Si nous ouvrons vraiment notre coeur, Dieu y met tout de suite quelqu'un. Les contacts se créent tout naturellement quand le MOI disparaît. Une des formes de l'amour du prochain est aussi de lui dire que nous avons besoin de lui.
Ouvrons donc notre coeur sans restriction intérieure à toutes les recherches des jeunes, à leurs aspirations, à leurs inquiétudes, et même à leurs essais d'innovation timides ou hardis, et disons-leur en toute sincérité :« Merci, vous m'apprenez beaucoup! » Le regard surpris et confiant qu'ils nous lanceront alors sera notre récompense et nous verrons les barrières s'abaisser et peut-être disparaître entre nous.
Quand ce premier pas sera fait, il restera à chercher ensemble les moyens de faire face à la vie. Les remèdes au vide de l'existence proposés par le film : une piscine, un stade, un vélodrome, sont justes mais d'une insuffisance certaine. Ce ne sont pas des biceps durs et des muscles entraînés qui nourriront les coeurs.
Il faut y ajouter une grande idée.
Deux jeunes Américains me disaient un jour: « Il faudrait que les nations civilisées s'unissent toutes ensemble pour porter secours aux pays pauvres et sous-alimentés ; ainsi serait occupée et utilisée pour le Bien l'agressivité qui les dresse trop souvent l'une contre l'autre. » Il en est de même pour les individus.

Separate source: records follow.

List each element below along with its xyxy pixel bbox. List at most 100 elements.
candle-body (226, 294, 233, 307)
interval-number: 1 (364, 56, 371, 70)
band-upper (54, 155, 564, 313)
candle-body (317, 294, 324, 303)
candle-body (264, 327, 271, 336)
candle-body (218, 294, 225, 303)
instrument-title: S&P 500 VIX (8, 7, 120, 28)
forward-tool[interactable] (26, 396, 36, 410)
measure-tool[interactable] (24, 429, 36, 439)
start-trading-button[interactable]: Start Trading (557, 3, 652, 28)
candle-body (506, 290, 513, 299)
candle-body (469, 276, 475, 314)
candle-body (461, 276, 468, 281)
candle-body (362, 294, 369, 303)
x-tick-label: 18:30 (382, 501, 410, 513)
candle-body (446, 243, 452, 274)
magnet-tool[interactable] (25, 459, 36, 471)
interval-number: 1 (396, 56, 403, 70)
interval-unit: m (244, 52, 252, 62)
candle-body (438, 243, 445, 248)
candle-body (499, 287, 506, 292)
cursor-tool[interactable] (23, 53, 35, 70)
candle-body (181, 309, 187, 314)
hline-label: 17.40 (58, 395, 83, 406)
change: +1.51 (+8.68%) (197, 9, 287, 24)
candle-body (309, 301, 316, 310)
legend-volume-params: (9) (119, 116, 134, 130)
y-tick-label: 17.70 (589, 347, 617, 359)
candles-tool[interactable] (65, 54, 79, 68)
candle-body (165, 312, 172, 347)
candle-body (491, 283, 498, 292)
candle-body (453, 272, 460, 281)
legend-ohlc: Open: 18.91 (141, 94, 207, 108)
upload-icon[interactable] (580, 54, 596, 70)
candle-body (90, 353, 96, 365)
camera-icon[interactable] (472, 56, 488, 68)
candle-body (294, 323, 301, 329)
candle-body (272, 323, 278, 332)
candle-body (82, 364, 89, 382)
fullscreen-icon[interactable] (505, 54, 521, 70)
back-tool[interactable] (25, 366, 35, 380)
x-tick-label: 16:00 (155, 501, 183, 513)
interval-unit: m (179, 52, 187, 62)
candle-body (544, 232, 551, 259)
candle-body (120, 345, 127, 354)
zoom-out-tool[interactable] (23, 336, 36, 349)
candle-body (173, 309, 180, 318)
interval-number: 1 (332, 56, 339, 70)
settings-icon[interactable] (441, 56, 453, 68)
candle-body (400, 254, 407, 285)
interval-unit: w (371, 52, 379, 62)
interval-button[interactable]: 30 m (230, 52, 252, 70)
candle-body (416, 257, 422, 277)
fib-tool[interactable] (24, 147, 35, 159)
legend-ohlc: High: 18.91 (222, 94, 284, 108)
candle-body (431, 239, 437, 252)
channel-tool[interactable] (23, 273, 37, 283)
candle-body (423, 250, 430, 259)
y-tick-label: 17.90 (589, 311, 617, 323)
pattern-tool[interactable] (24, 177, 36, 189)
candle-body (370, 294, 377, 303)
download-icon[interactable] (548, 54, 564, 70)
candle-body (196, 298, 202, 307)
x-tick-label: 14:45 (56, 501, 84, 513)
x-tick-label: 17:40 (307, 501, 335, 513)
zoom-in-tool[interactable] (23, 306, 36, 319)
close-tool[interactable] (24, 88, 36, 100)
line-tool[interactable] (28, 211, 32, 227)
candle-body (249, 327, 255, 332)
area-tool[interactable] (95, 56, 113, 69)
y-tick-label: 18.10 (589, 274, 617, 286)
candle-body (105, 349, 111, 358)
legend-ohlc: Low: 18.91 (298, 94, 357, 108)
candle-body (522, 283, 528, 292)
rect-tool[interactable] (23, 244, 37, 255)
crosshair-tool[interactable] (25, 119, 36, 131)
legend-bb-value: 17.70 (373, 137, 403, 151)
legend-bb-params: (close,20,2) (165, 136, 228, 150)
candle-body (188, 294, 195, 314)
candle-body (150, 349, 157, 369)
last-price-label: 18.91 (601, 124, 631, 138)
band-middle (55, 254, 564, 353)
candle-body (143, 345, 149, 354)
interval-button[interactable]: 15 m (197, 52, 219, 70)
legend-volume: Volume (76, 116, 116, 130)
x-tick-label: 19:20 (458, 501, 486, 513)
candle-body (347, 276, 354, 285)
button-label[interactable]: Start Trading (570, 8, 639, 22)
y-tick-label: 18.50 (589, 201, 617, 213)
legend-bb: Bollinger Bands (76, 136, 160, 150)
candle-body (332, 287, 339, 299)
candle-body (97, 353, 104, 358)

Là encore il ne s'agit pas de leur donner des idées mais de les aider à les trouver eux-mêmes. Tout ce qui surgit des profondeurs du coeur a une force autrement grande que ce qui vous est proposé du dehors. Ces idées directrices, qui orienteront leurs études ou leur apprentissage, ne naîtront pas comme par un coup de baguette. Chez certains elles mûriront très lentement et nous serons là simplement, présence discrète et disponible, pour les aider à trouver leur forme d'expression. L'essentiel est qu'ils soient en quête de quelque chose, qu'ils ne subissent pas l'attrait de la facilité mais soient résolus à donner un sens à leur vie. Si les parents ont eux-mêmes décidé de servir ensemble un idéal élevé et s'efforcent de le vivre jour après jour, la recherche des enfants en sera grandement encouragée. Qu'il s'agisse d'art, de science, d'un appel au service social ou spirituel, du soin des enfants ou des malades, ou d'une préférence pour les domaines pratiques de l'existence (commerce, industrie, etc.), peu importe pourvu que le coeur y soit.
« J'ai un métier, j'y ajoute le coeur, cela devient une vocation », disait un homme. C'est vrai à tous les âges et dans toutes les situations, car le coeur est véritablement la source de la vie, d'une vie qui nourrit et donne satisfaction. Cela vaut donc la peine de lutter aux côtés de nos enfants pour qu'ils trouvent cette vie.
Pour cela, il faut que nous, les aînés, nous ayons du cÅ“ur les tout premiers. Une chère vieille amie me disait un jour aux approches de Noël: « Oh ! pour moi ce n'est pas difficile de penser aux autres à Noël parce que j'ai toujours vu faire ça à la maison, depuis mon enfance! » Heureux les jeunes qui grandissent dans un foyer où la vie du coeur s'exprime quotidiennement, à l'extérieur comme à l'intérieur du cercle de famille. C'est notre responsabilité d'alimenter le coeur de nos enfants jeunes afin qu'ils soient ouverts et attentifs aux besoins des autres quand ils seront grands. Ainsi préviendrons-nous peut-être l'inquiétude morbide de l'adolescence parce qu'une flamme haute et pure aura été allumée en eux.
Et Celui qui est la Lumière du monde, à travers les siècles, les accompagnera sur le chemin difficile d'une vie qui se veut belle et utile.
* Extraits d'un article paru dans La vie protestante du 3 février 1956.